12.31.05
Detecting Evolution: The Eonic Effect
Reply to a reader on the eonic model.
The Eonic Effect Theory suffers from a high density of
jargonism: “Punctuated equilibrium,” “non-random evolution…”
I’m sorry, I didn’t quite answer your complaint the first time, and reacted wrongly. The Eonic Effect Theory isn’t a theory, but a periodization construct that explodes most theories.
What you are really saying is that the eonic material is difficult! Not really, although it seems so at first. However world history is a big subject, the logistics of study can be a problem.
Forget the complications of the model and simply look at the facts, using periodization.
Actually, since it contradicts conventional thinking and generates hostility for making a mockery of Darwin, the material is constructed like a time capsule with indestructible thoroughness, and represents an effort to settle the Darwin question once and for all by showing that something they would claim doesn’t exist, isn’t possible, does in fact exist, and most embarrassing of all, in visible history: a non-random pattern. What is that? A strong distribution or clustering of creative advances in a complex sequence, which follows a strange but definite set of rules. To say this is non-random means simply that it is clustered, against the odds. Chance would have favored a steady stream of innovators in each generation, and each geographical region. But the pattern defies the odds, is not random. It is more than the steady probability of human talents, or cultural day to day evolvings.
Look at the Axial Age. In a matter of centuries, a massive social/cultural advance occurs in rapid fire coordinated movement in five independent regions, across Eurasia. With equal rapidity the effect wanes, and the system slowly peters out and settles into its history as usual mechanics. The mysterious eonic effect goes silent for a few millennia, leaving those in its wake to proceed as best they can. In the Axial Age we see the theatre of Dionysos, a great flowering of art and culture.
Then come the Romans, within six centuries the theatre of Dionysos turns into the Roman Colliseum.
Most of the advances are lost. Democracy appears briefly, then vanishes. Science takes off, then peters out. The empire builders arrive. Survival of the fittest rapidly produces the domination of the Roman thugs. Finally even that falls apart.
We see the dilemma of natural selection. Over the long term, gangsters would win out.
The term ‘punctuated equilibrium’ was only intended to put a handle on it, momentarily, and was used on the frontpage of the website, but not in the book.

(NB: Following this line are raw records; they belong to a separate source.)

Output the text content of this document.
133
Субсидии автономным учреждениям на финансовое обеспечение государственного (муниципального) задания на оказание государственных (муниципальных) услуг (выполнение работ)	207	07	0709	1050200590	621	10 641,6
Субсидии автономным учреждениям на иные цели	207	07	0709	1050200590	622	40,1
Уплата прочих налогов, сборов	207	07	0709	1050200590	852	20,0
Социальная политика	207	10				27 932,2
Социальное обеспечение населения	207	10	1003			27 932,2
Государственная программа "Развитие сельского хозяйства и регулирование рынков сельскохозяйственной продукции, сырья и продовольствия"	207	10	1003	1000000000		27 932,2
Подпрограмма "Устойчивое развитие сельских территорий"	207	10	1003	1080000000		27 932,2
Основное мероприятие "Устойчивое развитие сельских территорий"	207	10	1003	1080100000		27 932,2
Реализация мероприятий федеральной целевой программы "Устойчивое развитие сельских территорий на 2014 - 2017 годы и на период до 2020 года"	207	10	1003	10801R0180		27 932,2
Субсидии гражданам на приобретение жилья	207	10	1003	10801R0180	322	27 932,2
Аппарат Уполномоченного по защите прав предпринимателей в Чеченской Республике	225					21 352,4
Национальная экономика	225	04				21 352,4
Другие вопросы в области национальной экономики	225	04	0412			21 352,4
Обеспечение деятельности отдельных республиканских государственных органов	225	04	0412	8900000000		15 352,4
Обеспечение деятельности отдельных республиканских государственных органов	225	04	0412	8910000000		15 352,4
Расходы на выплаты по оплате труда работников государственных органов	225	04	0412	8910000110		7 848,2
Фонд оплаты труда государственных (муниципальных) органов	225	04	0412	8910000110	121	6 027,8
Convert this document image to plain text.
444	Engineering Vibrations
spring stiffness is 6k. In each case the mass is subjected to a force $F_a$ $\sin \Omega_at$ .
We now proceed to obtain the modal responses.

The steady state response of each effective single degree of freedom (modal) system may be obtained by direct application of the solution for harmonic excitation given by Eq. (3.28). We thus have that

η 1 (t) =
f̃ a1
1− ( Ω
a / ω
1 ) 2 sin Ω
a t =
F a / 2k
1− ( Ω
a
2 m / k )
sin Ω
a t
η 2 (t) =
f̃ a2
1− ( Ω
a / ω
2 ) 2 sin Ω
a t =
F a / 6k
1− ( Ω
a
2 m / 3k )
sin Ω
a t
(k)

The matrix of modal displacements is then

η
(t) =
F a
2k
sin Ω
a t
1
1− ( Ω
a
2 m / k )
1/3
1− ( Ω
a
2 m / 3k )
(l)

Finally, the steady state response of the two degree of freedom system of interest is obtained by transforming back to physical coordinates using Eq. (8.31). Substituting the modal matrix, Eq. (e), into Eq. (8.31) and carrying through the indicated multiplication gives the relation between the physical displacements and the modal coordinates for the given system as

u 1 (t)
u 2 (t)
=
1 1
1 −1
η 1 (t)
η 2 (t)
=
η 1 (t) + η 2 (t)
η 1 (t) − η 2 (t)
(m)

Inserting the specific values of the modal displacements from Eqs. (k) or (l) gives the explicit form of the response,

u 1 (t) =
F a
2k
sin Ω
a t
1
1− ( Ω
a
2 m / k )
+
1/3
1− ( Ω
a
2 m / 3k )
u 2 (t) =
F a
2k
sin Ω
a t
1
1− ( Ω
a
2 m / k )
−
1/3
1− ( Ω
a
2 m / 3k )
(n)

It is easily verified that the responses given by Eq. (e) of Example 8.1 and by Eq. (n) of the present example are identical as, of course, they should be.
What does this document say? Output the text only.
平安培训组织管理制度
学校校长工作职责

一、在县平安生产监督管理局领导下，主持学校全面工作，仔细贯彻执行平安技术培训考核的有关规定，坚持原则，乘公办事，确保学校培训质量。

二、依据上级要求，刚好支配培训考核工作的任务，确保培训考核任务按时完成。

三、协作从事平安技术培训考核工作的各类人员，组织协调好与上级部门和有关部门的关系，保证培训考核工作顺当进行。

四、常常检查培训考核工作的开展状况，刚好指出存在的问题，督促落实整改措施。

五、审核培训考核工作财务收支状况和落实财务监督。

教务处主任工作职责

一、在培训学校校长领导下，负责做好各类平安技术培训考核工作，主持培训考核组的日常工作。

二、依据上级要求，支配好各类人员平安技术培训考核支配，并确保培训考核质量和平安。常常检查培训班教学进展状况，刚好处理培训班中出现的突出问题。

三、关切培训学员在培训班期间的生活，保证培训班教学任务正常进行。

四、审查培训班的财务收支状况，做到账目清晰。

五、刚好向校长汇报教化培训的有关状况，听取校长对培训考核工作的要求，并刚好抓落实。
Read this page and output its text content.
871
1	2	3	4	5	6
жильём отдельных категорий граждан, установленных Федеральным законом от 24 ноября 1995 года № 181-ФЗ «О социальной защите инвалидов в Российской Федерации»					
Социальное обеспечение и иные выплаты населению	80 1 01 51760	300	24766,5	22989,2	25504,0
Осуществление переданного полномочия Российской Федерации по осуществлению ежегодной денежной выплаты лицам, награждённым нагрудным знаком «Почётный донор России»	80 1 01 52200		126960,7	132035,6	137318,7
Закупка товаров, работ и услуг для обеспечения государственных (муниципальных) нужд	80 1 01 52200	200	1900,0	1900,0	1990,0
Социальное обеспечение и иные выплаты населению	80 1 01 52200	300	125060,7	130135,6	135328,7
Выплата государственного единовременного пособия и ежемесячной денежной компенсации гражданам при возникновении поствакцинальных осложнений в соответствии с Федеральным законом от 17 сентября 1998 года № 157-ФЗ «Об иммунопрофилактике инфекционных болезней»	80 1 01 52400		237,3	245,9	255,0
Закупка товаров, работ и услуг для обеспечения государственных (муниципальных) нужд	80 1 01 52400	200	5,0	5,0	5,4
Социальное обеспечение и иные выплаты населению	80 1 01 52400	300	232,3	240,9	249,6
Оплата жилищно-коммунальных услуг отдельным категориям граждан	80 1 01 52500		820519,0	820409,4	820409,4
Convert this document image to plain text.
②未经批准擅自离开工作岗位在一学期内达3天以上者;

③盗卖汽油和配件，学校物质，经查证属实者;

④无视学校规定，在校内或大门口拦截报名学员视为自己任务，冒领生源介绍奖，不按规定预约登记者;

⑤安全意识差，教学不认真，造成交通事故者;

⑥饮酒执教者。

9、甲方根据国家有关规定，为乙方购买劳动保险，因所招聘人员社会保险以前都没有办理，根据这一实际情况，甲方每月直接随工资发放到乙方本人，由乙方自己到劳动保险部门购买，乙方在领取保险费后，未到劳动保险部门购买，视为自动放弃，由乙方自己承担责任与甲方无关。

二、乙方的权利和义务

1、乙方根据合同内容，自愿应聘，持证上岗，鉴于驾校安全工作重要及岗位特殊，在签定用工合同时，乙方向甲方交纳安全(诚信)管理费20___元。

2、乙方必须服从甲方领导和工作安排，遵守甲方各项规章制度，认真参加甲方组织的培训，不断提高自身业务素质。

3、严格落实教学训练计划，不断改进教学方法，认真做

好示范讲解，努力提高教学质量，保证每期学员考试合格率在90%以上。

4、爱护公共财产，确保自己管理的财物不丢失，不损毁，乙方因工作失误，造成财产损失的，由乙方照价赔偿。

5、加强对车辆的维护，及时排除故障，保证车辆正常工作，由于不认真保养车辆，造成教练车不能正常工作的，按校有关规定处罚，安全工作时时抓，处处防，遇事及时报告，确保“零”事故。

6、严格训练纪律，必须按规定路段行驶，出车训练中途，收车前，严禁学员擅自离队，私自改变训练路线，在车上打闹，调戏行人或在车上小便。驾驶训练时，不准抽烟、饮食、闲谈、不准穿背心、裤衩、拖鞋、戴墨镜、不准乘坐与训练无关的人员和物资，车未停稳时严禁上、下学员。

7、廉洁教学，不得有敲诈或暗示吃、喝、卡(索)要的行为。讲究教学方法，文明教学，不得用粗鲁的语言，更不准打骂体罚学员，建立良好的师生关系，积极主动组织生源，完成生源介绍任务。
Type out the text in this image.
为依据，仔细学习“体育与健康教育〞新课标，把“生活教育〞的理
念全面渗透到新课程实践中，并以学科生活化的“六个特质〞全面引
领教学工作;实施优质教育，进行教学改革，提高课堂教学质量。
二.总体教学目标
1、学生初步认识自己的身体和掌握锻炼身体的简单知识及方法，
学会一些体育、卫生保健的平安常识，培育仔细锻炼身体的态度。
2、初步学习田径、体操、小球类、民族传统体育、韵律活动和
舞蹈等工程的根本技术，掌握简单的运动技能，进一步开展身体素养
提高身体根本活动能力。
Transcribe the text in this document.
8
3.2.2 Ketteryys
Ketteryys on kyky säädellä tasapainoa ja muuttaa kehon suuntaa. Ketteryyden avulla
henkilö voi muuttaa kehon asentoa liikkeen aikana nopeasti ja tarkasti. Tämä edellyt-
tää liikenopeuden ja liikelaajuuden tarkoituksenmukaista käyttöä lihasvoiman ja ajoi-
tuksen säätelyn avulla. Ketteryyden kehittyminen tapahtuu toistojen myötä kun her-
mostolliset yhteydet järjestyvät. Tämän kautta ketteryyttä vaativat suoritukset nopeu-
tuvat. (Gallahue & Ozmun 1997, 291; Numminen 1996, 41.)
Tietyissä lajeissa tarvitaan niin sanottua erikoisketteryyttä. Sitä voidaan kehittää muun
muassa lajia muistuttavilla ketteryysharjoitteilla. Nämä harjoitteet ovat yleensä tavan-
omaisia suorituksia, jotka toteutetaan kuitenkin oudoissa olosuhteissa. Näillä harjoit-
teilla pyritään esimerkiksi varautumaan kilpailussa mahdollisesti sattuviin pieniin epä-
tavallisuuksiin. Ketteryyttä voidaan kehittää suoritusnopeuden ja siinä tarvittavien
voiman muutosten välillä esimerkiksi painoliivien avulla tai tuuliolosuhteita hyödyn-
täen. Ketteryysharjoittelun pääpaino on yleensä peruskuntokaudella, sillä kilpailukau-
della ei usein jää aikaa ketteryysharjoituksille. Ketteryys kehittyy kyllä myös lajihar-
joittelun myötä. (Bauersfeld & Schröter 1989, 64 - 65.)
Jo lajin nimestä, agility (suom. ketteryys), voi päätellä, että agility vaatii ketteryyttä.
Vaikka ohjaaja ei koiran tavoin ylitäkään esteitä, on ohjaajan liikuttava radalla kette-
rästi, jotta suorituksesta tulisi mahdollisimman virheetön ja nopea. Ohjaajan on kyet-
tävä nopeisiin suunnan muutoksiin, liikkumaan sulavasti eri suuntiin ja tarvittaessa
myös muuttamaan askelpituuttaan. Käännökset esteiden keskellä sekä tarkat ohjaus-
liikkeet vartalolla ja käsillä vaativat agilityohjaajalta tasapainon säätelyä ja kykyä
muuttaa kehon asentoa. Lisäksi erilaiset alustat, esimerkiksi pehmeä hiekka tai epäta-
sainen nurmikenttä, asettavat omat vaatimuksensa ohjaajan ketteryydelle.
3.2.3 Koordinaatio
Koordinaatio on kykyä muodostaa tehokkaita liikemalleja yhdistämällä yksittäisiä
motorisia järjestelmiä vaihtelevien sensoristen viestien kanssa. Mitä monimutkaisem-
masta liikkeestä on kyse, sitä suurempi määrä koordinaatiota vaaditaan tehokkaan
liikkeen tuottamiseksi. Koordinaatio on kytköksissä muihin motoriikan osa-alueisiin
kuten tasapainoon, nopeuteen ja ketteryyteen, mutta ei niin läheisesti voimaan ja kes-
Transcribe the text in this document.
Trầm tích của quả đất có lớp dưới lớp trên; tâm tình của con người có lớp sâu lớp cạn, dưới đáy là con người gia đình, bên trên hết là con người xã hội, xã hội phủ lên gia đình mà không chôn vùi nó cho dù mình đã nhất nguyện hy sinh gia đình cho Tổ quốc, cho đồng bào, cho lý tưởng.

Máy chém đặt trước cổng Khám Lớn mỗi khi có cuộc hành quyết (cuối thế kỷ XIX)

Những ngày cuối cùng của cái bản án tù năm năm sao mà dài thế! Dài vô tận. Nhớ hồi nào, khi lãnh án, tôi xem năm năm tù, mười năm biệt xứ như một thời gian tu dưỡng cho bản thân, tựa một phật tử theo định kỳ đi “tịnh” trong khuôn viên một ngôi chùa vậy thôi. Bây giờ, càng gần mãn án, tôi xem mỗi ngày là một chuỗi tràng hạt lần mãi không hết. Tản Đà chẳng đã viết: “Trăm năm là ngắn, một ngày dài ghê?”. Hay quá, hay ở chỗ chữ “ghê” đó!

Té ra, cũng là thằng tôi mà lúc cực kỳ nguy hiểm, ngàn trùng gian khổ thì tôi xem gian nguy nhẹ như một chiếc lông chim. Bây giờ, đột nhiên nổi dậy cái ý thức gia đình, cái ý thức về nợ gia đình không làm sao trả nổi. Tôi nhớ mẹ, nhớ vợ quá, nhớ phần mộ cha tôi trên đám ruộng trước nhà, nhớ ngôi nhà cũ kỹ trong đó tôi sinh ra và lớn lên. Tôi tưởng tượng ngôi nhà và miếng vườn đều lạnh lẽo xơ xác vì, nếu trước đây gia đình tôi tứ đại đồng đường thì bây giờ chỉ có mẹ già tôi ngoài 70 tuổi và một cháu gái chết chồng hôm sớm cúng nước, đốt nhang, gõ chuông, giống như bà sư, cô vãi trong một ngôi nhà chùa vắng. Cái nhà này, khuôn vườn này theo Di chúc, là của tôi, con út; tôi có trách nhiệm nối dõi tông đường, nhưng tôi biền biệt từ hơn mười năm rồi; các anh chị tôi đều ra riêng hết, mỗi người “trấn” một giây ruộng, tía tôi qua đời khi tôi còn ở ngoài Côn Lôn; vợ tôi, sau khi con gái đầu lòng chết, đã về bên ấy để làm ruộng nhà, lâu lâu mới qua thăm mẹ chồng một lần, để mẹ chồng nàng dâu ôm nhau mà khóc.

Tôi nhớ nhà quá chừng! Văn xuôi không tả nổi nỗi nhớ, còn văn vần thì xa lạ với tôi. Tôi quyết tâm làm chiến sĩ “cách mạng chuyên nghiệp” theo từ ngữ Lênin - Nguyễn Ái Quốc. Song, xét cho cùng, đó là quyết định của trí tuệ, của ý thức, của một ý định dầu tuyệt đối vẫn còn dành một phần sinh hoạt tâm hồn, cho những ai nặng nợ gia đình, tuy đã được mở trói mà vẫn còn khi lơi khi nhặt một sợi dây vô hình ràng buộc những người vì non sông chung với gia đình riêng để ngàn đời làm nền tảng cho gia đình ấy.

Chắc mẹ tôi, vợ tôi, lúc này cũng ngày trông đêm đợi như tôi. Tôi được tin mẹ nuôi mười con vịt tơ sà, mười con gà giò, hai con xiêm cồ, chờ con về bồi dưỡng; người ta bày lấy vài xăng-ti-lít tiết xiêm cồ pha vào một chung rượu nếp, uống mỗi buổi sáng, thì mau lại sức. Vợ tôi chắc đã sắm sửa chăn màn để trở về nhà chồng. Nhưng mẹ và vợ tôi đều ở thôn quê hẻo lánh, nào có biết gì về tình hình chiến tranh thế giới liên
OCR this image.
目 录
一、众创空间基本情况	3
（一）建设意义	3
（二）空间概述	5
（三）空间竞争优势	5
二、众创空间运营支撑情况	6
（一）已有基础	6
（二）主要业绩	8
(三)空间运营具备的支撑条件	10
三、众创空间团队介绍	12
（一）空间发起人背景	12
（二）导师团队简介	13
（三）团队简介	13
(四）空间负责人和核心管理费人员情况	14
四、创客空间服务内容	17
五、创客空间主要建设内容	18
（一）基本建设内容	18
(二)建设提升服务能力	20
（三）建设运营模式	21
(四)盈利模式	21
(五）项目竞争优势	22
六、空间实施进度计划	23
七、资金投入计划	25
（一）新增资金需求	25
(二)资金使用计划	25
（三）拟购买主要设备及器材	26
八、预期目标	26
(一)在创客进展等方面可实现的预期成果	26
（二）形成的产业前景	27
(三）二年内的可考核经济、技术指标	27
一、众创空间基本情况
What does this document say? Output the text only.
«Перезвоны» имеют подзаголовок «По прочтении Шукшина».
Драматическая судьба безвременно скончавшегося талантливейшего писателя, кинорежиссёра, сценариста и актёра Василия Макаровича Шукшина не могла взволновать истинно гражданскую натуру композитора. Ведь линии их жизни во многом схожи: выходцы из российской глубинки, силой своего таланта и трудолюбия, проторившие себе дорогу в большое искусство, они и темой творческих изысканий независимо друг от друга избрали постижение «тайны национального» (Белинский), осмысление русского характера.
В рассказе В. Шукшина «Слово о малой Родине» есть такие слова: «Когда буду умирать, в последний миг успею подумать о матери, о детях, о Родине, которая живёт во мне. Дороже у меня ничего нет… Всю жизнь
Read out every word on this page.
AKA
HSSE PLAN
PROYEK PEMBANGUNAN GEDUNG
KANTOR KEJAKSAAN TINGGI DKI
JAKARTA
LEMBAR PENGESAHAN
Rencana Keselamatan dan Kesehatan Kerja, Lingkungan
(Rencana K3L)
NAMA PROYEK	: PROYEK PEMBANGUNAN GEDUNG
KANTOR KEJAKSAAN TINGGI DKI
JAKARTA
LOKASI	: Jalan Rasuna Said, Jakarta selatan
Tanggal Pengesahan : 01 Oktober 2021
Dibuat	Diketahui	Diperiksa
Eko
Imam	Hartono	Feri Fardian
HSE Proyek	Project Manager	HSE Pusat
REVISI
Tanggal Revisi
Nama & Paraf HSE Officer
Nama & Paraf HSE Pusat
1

It certainly looks like punctuated equilibrium, in the dictionary sense of those words, but the term is pre-defined by biologists, so perhaps it was a mistake to use it. The Axial Age certainly looks like people got punctuated, after which there was a sort of return to equilibrium.
So this non-random pattern falsifies Darwin’s claims for random evolution, at least for human history/evolution. No point in saying this is history, rather than evolution. You can’t have a pattern like the eonic effect anywhere near the descent of man, and still be talking nonsense about natural selection.
Historical evolution shows a mysterious driver, a truly awesome scale of intermittent transformations, in an exact pattern, with eerie timing.
We are so conditioned to Darwin, they we don’t realize how far off he was. Really upside down, and off the mark. Just flat out, idiot wrong.
This list may not be the place for this, although the connection with Kant, which is designed to be ultra basic, just a crumb from the Kant table, might help to put the issues in perspective.
There is a noumenal aspect to the issues. We can see the Axial Age. But we never see the mechanism behind it. We can detect it, its scale is awesome, stupefying, but it never shows its hand. We only see its effects, and then only with careful periodization study over the long-range. Then we can catch a glimpse.